Il Canto della Sibilia domani sera 2 dicembre al Bertacchi. Un appuntamento dell'associazione Italiana Cultura Classica.

di Gianni Riva
LECCO- Evento corale di alta qualità. Il mezzosoprano Dyana Bovolo di Lecco domani sera 2 dicembre alle 21 nell'aula magna dell'Istituto Bertacchi eseguirà dal vivo il Canto della Sibilla in una delle versioni latine medioevali.Nella festa della notte di Natale, che ricorda la nascita di Dio fatto uomo, il canto della Sibilla proietta questo evento nella sua chiave escatologica, ricordando

il fine ultimo dell’Incarnazione: la salvezza delle anime nella prospettiva dell’eternità. Il testo, tradotto in latino da un originale greco, era cantato su una suggestiva melodia, che ci è stata trasmessa in molteplici redazioni da molti manoscritti medioevali; esso testimonia, fra l’altro, l’intenso scambio
culturale fra Oriente e Occidente e fra l’Africa e il continente europeo in un’ epoca in cui il Mediterraneo è ancora il centro del mondo.Dopo il Concilio di Trento, il rito della Sibilla fu abolito dai libri della liturgia ufficiale, ma continuò ad essere praticato per tradizione orale in varie località.
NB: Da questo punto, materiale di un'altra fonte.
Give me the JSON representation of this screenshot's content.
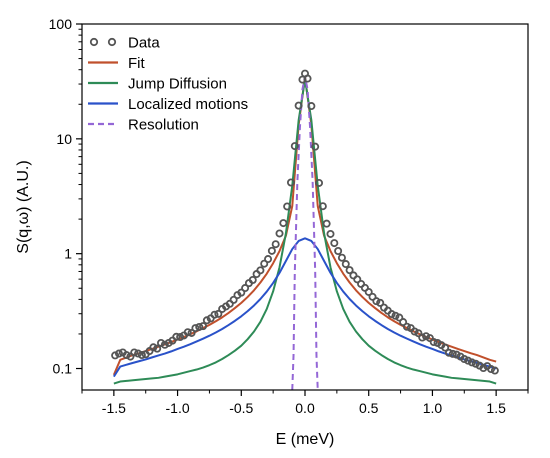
{
  "chart_data": {
    "type": "line",
    "title": "",
    "xlabel": "E (meV)",
    "ylabel": "S(q,ω) (A.U.)",
    "xlim": [
      -1.75,
      1.75
    ],
    "ylim": [
      0.065,
      100
    ],
    "yscale": "log",
    "grid": false,
    "legend_position": "top-left",
    "xticks": [
      -1.5,
      -1.0,
      -0.5,
      0.0,
      0.5,
      1.0,
      1.5
    ],
    "xtick_labels": [
      "-1.5",
      "-1.0",
      "-0.5",
      "0.0",
      "0.5",
      "1.0",
      "1.5"
    ],
    "yticks": [
      0.1,
      1,
      10,
      100
    ],
    "ytick_labels": [
      "0.1",
      "1",
      "10",
      "100"
    ],
    "series": [
      {
        "name": "Data",
        "kind": "markers",
        "color": "#555555",
        "x": [
          -1.49,
          -1.46,
          -1.43,
          -1.4,
          -1.37,
          -1.34,
          -1.31,
          -1.28,
          -1.25,
          -1.22,
          -1.19,
          -1.16,
          -1.13,
          -1.1,
          -1.07,
          -1.04,
          -1.01,
          -0.98,
          -0.95,
          -0.92,
          -0.89,
          -0.86,
          -0.83,
          -0.8,
          -0.77,
          -0.74,
          -0.71,
          -0.68,
          -0.65,
          -0.62,
          -0.59,
          -0.56,
          -0.53,
          -0.5,
          -0.47,
          -0.44,
          -0.41,
          -0.38,
          -0.35,
          -0.32,
          -0.29,
          -0.26,
          -0.23,
          -0.2,
          -0.17,
          -0.14,
          -0.11,
          -0.08,
          -0.05,
          -0.02,
          0.0,
          0.02,
          0.05,
          0.08,
          0.11,
          0.14,
          0.17,
          0.2,
          0.23,
          0.26,
          0.29,
          0.32,
          0.35,
          0.38,
          0.41,
          0.44,
          0.47,
          0.5,
          0.53,
          0.56,
          0.59,
          0.62,
          0.65,
          0.68,
          0.71,
          0.74,
          0.77,
          0.8,
          0.83,
          0.86,
          0.89,
          0.92,
          0.95,
          0.98,
          1.01,
          1.04,
          1.07,
          1.1,
          1.13,
          1.16,
          1.19,
          1.22,
          1.25,
          1.28,
          1.31,
          1.34,
          1.37,
          1.4,
          1.43,
          1.46,
          1.49
        ],
        "y": [
          0.13,
          0.135,
          0.138,
          0.131,
          0.127,
          0.138,
          0.135,
          0.131,
          0.133,
          0.142,
          0.153,
          0.149,
          0.167,
          0.161,
          0.167,
          0.175,
          0.189,
          0.188,
          0.194,
          0.207,
          0.204,
          0.225,
          0.23,
          0.234,
          0.263,
          0.273,
          0.294,
          0.299,
          0.33,
          0.347,
          0.366,
          0.396,
          0.436,
          0.458,
          0.502,
          0.554,
          0.59,
          0.665,
          0.716,
          0.818,
          0.898,
          1.059,
          1.209,
          1.5,
          1.846,
          2.577,
          4.167,
          8.65,
          19.46,
          32.81,
          37.0,
          33.5,
          19.3,
          8.55,
          4.129,
          2.591,
          1.826,
          1.485,
          1.237,
          1.055,
          0.922,
          0.812,
          0.719,
          0.647,
          0.598,
          0.545,
          0.504,
          0.464,
          0.421,
          0.386,
          0.373,
          0.339,
          0.319,
          0.298,
          0.288,
          0.278,
          0.254,
          0.231,
          0.225,
          0.21,
          0.203,
          0.186,
          0.191,
          0.184,
          0.17,
          0.167,
          0.16,
          0.152,
          0.137,
          0.134,
          0.132,
          0.127,
          0.121,
          0.117,
          0.113,
          0.11,
          0.106,
          0.101,
          0.105,
          0.099,
          0.096
        ]
      },
      {
        "name": "Fit",
        "kind": "line",
        "color": "#c0502c",
        "x": [
          -1.5,
          -1.45,
          -1.4,
          -1.35,
          -1.3,
          -1.25,
          -1.2,
          -1.15,
          -1.1,
          -1.05,
          -1.0,
          -0.95,
          -0.9,
          -0.85,
          -0.8,
          -0.75,
          -0.7,
          -0.65,
          -0.6,
          -0.55,
          -0.5,
          -0.45,
          -0.4,
          -0.35,
          -0.3,
          -0.25,
          -0.2,
          -0.15,
          -0.1,
          -0.05,
          0.0,
          0.05,
          0.1,
          0.15,
          0.2,
          0.25,
          0.3,
          0.35,
          0.4,
          0.45,
          0.5,
          0.55,
          0.6,
          0.65,
          0.7,
          0.75,
          0.8,
          0.85,
          0.9,
          0.95,
          1.0,
          1.05,
          1.1,
          1.15,
          1.2,
          1.25,
          1.3,
          1.35,
          1.4,
          1.45,
          1.5
        ],
        "y": [
          0.088,
          0.119,
          0.125,
          0.131,
          0.136,
          0.142,
          0.148,
          0.155,
          0.162,
          0.17,
          0.179,
          0.188,
          0.199,
          0.211,
          0.225,
          0.24,
          0.258,
          0.279,
          0.305,
          0.336,
          0.373,
          0.42,
          0.48,
          0.561,
          0.67,
          0.826,
          1.054,
          1.433,
          2.6,
          13.2,
          34.5,
          13.2,
          2.6,
          1.433,
          1.054,
          0.826,
          0.67,
          0.561,
          0.48,
          0.42,
          0.373,
          0.336,
          0.305,
          0.279,
          0.258,
          0.24,
          0.225,
          0.211,
          0.199,
          0.188,
          0.179,
          0.17,
          0.162,
          0.155,
          0.148,
          0.142,
          0.136,
          0.131,
          0.125,
          0.119,
          0.115
        ]
      },
      {
        "name": "Jump Diffusion",
        "kind": "line",
        "color": "#2e8b57",
        "x": [
          -1.5,
          -1.45,
          -1.4,
          -1.35,
          -1.3,
          -1.25,
          -1.2,
          -1.15,
          -1.1,
          -1.05,
          -1.0,
          -0.95,
          -0.9,
          -0.85,
          -0.8,
          -0.75,
          -0.7,
          -0.65,
          -0.6,
          -0.55,
          -0.5,
          -0.45,
          -0.4,
          -0.35,
          -0.3,
          -0.25,
          -0.2,
          -0.15,
          -0.1,
          -0.05,
          0.0,
          0.05,
          0.1,
          0.15,
          0.2,
          0.25,
          0.3,
          0.35,
          0.4,
          0.45,
          0.5,
          0.55,
          0.6,
          0.65,
          0.7,
          0.75,
          0.8,
          0.85,
          0.9,
          0.95,
          1.0,
          1.05,
          1.1,
          1.15,
          1.2,
          1.25,
          1.3,
          1.35,
          1.4,
          1.45,
          1.5
        ],
        "y": [
          0.074,
          0.077,
          0.078,
          0.079,
          0.08,
          0.081,
          0.082,
          0.083,
          0.085,
          0.087,
          0.089,
          0.092,
          0.095,
          0.098,
          0.102,
          0.107,
          0.113,
          0.121,
          0.131,
          0.143,
          0.158,
          0.18,
          0.21,
          0.255,
          0.33,
          0.47,
          0.76,
          1.5,
          3.9,
          14.5,
          33.0,
          14.5,
          3.9,
          1.5,
          0.76,
          0.47,
          0.33,
          0.255,
          0.21,
          0.18,
          0.158,
          0.143,
          0.131,
          0.121,
          0.113,
          0.107,
          0.102,
          0.098,
          0.095,
          0.092,
          0.089,
          0.087,
          0.085,
          0.083,
          0.082,
          0.081,
          0.08,
          0.079,
          0.078,
          0.077,
          0.074
        ]
      },
      {
        "name": "Localized motions",
        "kind": "line",
        "color": "#2a52c9",
        "x": [
          -1.5,
          -1.45,
          -1.4,
          -1.35,
          -1.3,
          -1.25,
          -1.2,
          -1.15,
          -1.1,
          -1.05,
          -1.0,
          -0.95,
          -0.9,
          -0.85,
          -0.8,
          -0.75,
          -0.7,
          -0.65,
          -0.6,
          -0.55,
          -0.5,
          -0.45,
          -0.4,
          -0.35,
          -0.3,
          -0.25,
          -0.2,
          -0.15,
          -0.1,
          -0.05,
          0.0,
          0.05,
          0.1,
          0.15,
          0.2,
          0.25,
          0.3,
          0.35,
          0.4,
          0.45,
          0.5,
          0.55,
          0.6,
          0.65,
          0.7,
          0.75,
          0.8,
          0.85,
          0.9,
          0.95,
          1.0,
          1.05,
          1.1,
          1.15,
          1.2,
          1.25,
          1.3,
          1.35,
          1.4,
          1.45,
          1.5
        ],
        "y": [
          0.085,
          0.104,
          0.108,
          0.112,
          0.116,
          0.12,
          0.125,
          0.13,
          0.135,
          0.141,
          0.148,
          0.155,
          0.163,
          0.172,
          0.182,
          0.193,
          0.206,
          0.221,
          0.239,
          0.26,
          0.285,
          0.316,
          0.354,
          0.403,
          0.468,
          0.556,
          0.681,
          0.863,
          1.097,
          1.29,
          1.36,
          1.29,
          1.097,
          0.863,
          0.681,
          0.556,
          0.468,
          0.403,
          0.354,
          0.316,
          0.285,
          0.26,
          0.239,
          0.221,
          0.206,
          0.193,
          0.182,
          0.172,
          0.163,
          0.155,
          0.148,
          0.141,
          0.135,
          0.13,
          0.125,
          0.12,
          0.116,
          0.112,
          0.108,
          0.104,
          0.1
        ]
      },
      {
        "name": "Resolution",
        "kind": "dashed",
        "color": "#9467d6",
        "x": [
          -0.1,
          -0.09,
          -0.08,
          -0.06,
          -0.04,
          -0.02,
          0.0,
          0.02,
          0.04,
          0.06,
          0.08,
          0.09,
          0.1
        ],
        "y": [
          0.065,
          0.13,
          0.7,
          4.2,
          12.5,
          27.0,
          35.0,
          27.0,
          12.5,
          4.2,
          0.7,
          0.13,
          0.065
        ]
      }
    ]
  }
}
Già tradotto fin dal Medioevo anche in varie lingue volgari, ancor oggi è cantato in catalano in alcuni paesi delle Isole Baleari e della Corsica. L'evento di domani sera viene arricchito da registrazioni d'epoca e filmati, e organizzato dalla Associazione Italiana di Cultura Classica, che vedrà
ospite il musicologo Angelo Rusconi ad accompagnare i partecipanti in un percorso lungo oltre diciassette secoli, che dall’Africa del Nord dell’epoca di sant’Agostino arriva fino ai giorni nostri.